I've traveled around the USA a lot in my life and I've always noticed how many city names are re-used from state-to-state (not to mention US cities that use names from other countries)!
On a trip to Bowling Green, KY a couple of years ago, we accidentally booked a hotel for Bowling Green, OH and I started to wonder: How many unique city names are there?!?
So, today, I decided to try and roughly quantify it. I found this great free database of US cities from SimpleMaps which has 30,844 US cities listed in a convenient CSV format.
I threw together a simple PHP script to process the data and here's what I found.
Out of 30,844 US cities, there were 16,782 cities with unique names (about 54%).
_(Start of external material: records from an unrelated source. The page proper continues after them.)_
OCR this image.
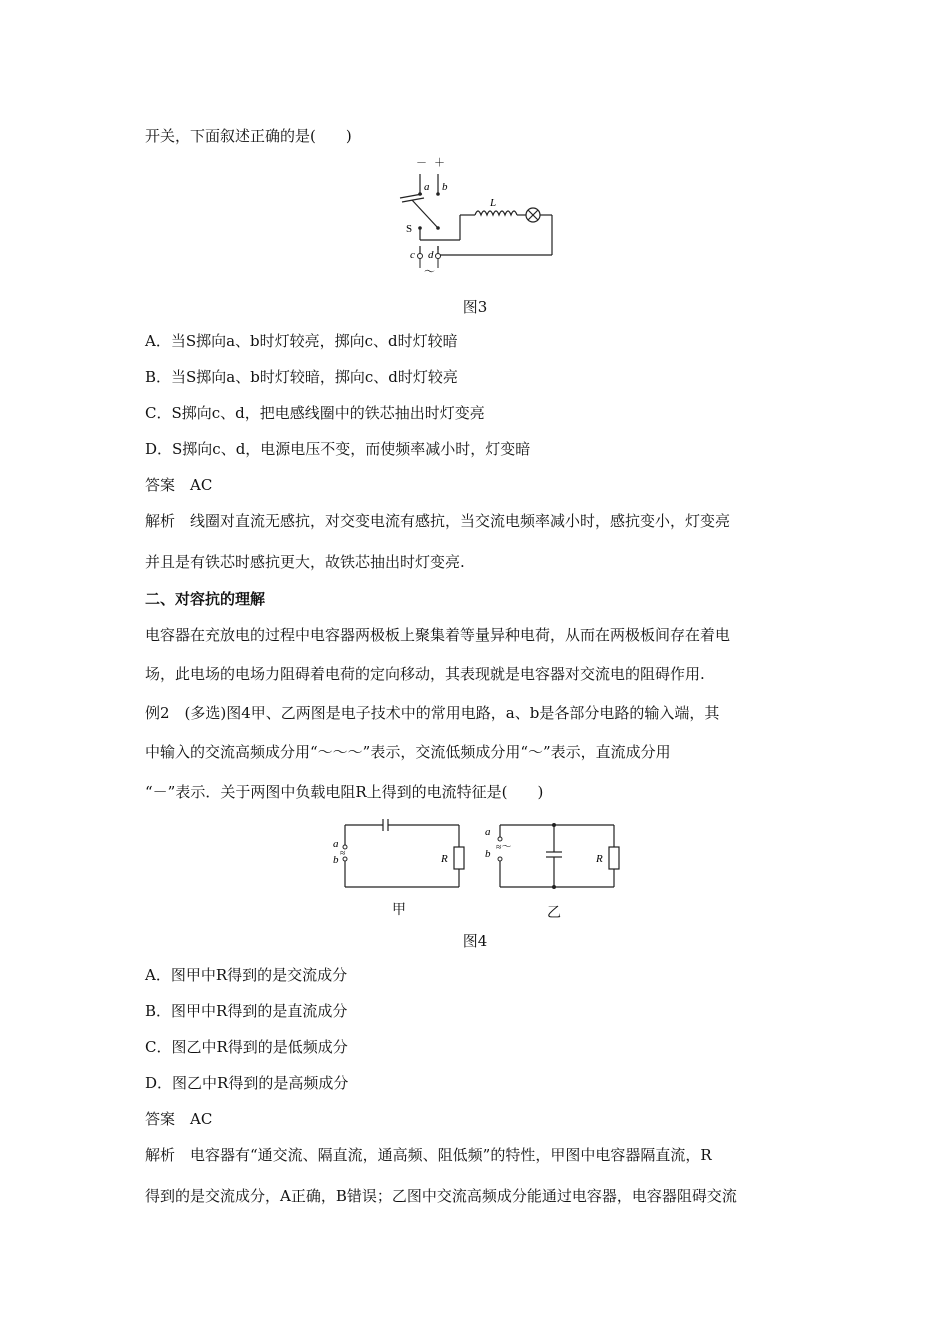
开关，下面叙述正确的是(　　)
－ ＋
a b
L
S
c d
～
图3
A．当S掷向a、b时灯较亮，掷向c、d时灯较暗
B．当S掷向a、b时灯较暗，掷向c、d时灯较亮
C．S掷向c、d，把电感线圈中的铁芯抽出时灯变亮
D．S掷向c、d，电源电压不变，而使频率减小时，灯变暗
答案　AC
解析　线圈对直流无感抗，对交变电流有感抗，当交流电频率减小时，感抗变小，灯变亮
并且是有铁芯时感抗更大，故铁芯抽出时灯变亮.
二、对容抗的理解
电容器在充放电的过程中电容器两极板上聚集着等量异种电荷，从而在两极板间存在着电
场，此电场的电场力阻碍着电荷的定向移动，其表现就是电容器对交流电的阻碍作用.
例2　(多选)图4甲、乙两图是电子技术中的常用电路，a、b是各部分电路的输入端，其
中输入的交流高频成分用“～～～”表示，交流低频成分用“～”表示，直流成分用
“－”表示．关于两图中负载电阻R上得到的电流特征是(　　)
a
b
≈	R
a
b
≈～
R
甲	乙
图4
A．图甲中R得到的是交流成分
B．图甲中R得到的是直流成分
C．图乙中R得到的是低频成分
D．图乙中R得到的是高频成分
答案　AC
解析　电容器有“通交流、隔直流，通高频、阻低频”的特性，甲图中电容器隔直流，R
得到的是交流成分，A正确，B错误；乙图中交流高频成分能通过电容器，电容器阻碍交流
And the most common city names (which I defined as cities that were duplicated 15 times or more) are:
- Franklin (29)
- Fairview (24)
- Marion (23)
- Clinton (23)
- Greenville (22)
- Springfield (21)
- Madison (21)
- Georgetown (20)
- Centerville (20)
- Kingston (20)
- Arlington (19)
- Salem (19)
- Clayton (19)
- Washington (18)
- Dayton (18)
- Oakland (18)
- Lexington (18)
- Princeton (18)
- Waverly (18)
- Cleveland (17)
- Jackson (17)
- Manchester (17)
- Fairfield (17)
- Burlington (17)
- Hillsboro (17)
- Auburn (17)
- Ashland (17)
- Riverside (16)
- Buffalo (16)
- Trenton (16)
- Mount Vernon (16)
- Farmington (16)
- Milton (16)
- Chester (16)
- Jamestown (16)
- Jefferson (16)
- Fulton (16)
- Columbus (15)
- Bridgeport (15)
- Columbia (15)
- Albany (15)
- Aurora (15)
- Henderson (15)
- Monroe (15)
- Utica (15)
- Middletown (15)
- Florence (15)
- Troy (15)
- Lebanon (15)
- Weston (15)
- Hamilton (15)
- Danville (15)
- Liberty (15)
- Oxford (15)
- Newport (15)
- Hudson (15)
- Midway (15)
- Oak Grove (15)
- Union (15)
Here's a Github project which has a basic composer file and docker setup for running locally.
And here's the code for parsing the data:
<?php
require_once __DIR__ . '/vendor/autoload.php';
use League\Csv\Reader;
$csv = Reader::createFromPath(__DIR__ . '/uscities.csv', 'r');
$csv->setHeaderOffset(0);
$header_offset = $csv->getHeaderOffset();
$header = $csv->getHeader();
$results = [];
$records = $csv->getRecords();
$cities = [];
foreach ($records as $offset => $record) {
$cities[] = $record['city_ascii'];
$clean_name = preg_replace('/[^A-Za-z0-9]/', '', $record['city_ascii']);
if ( ! isset($results[$clean_name])) {
$results[$clean_name] = [
'count' => 0,
'name' => $record['city_ascii'],
];
}
$results[$clean_name]['count']++;
}
uasort($results, function($a, $b) {
if ($a['count'] == $b['count']) {
return 0;
}
return $a['count'] > $b['count'] ? -1 : 1;
});
$common_cities = array_filter($results, function($city) {
return $city['count'] >= 15;
});
$unique_cities = array_filter($results, function($city) {
return $city['count'] === 1;
});
$unique_city_count = count($unique_cities);
$total_city_count = count($cities);
echo "Total cities: $total_city_count<br />";
echo "Unique cities: $unique_city_count<br />";
echo "Percent unique: " . round($unique_city_count / $total_city_count * 100, 2) . "%<br />";
echo "<br />Common cities:<br />";
foreach ($common_cities as $city) {
echo $city['name'] . ' (' . $city['count'] . ')<br />';
}